When we started working on the concept of a pedal effect based on a Shepard glissando, one of the first things we needed to decide was how many filters would be necessary (or ideal) in its parallel filter bank. This vision, fully realized in the Spira filter modulation pedal, led us to design for up to a maximum of 24 bandpass filters and a maximum slope of 18 dB per octave.

That’s a lot of processing, and we knew we needed a platform to deliver that kind of power with minimal latency. So we are excited to be debuting our FPGA signal processing platform, which makes Spira possible.

For my more technical readers, I’ve gone deeper into the details in a separate tech article.

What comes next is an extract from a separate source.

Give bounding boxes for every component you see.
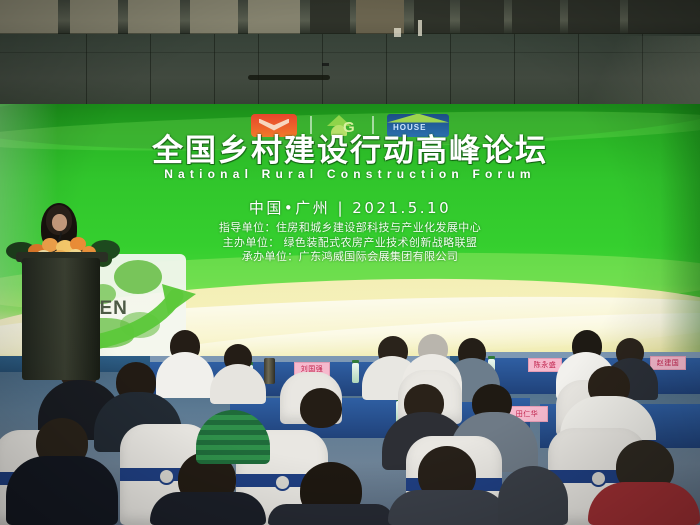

Please feel free to jump over there and get a better under-the-hood look at our experience developing for an FPGA stack.

In this post, here is the news I think everyone will be excited about. Our work on Spira has shown us that the next generation of hardware can be faster, more powerful, and simply do more. With Spira, I think we’ve just scratched the surface. I’m excited about what comes next, and I hope you will be too. I also think a shift is underway throughout the industry, and this isn’t just about what we are doing at Korora Audio.

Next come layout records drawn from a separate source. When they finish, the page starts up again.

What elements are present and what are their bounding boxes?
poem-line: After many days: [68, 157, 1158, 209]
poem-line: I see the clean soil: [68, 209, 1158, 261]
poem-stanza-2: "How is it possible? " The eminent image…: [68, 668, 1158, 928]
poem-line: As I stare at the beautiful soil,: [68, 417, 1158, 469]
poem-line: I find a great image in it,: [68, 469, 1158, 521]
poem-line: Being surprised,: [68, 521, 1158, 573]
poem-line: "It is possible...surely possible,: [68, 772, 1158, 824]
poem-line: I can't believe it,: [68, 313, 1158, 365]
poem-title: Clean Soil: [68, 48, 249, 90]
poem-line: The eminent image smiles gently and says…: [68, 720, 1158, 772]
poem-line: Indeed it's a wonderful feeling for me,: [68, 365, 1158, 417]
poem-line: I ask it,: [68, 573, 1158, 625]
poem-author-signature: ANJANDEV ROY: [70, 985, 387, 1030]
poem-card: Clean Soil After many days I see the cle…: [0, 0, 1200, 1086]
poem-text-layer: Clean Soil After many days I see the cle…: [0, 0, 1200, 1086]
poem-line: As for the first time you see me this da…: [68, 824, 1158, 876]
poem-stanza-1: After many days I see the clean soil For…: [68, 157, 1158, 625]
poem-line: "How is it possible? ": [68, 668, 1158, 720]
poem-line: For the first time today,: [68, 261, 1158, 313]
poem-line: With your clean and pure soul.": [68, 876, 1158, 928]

There have been some interesting announcements recently for products using FPGA in synthesizers, studio gear, and other larger and more expensive products. That seems like a natural place for the wave to start, in products with overall greater processing demands. But we’ve seen firsthand that the numbers now make sense for smaller products at a lower price point. We are excited about the future and the potential for smaller, portable, and price competitive products like Spira.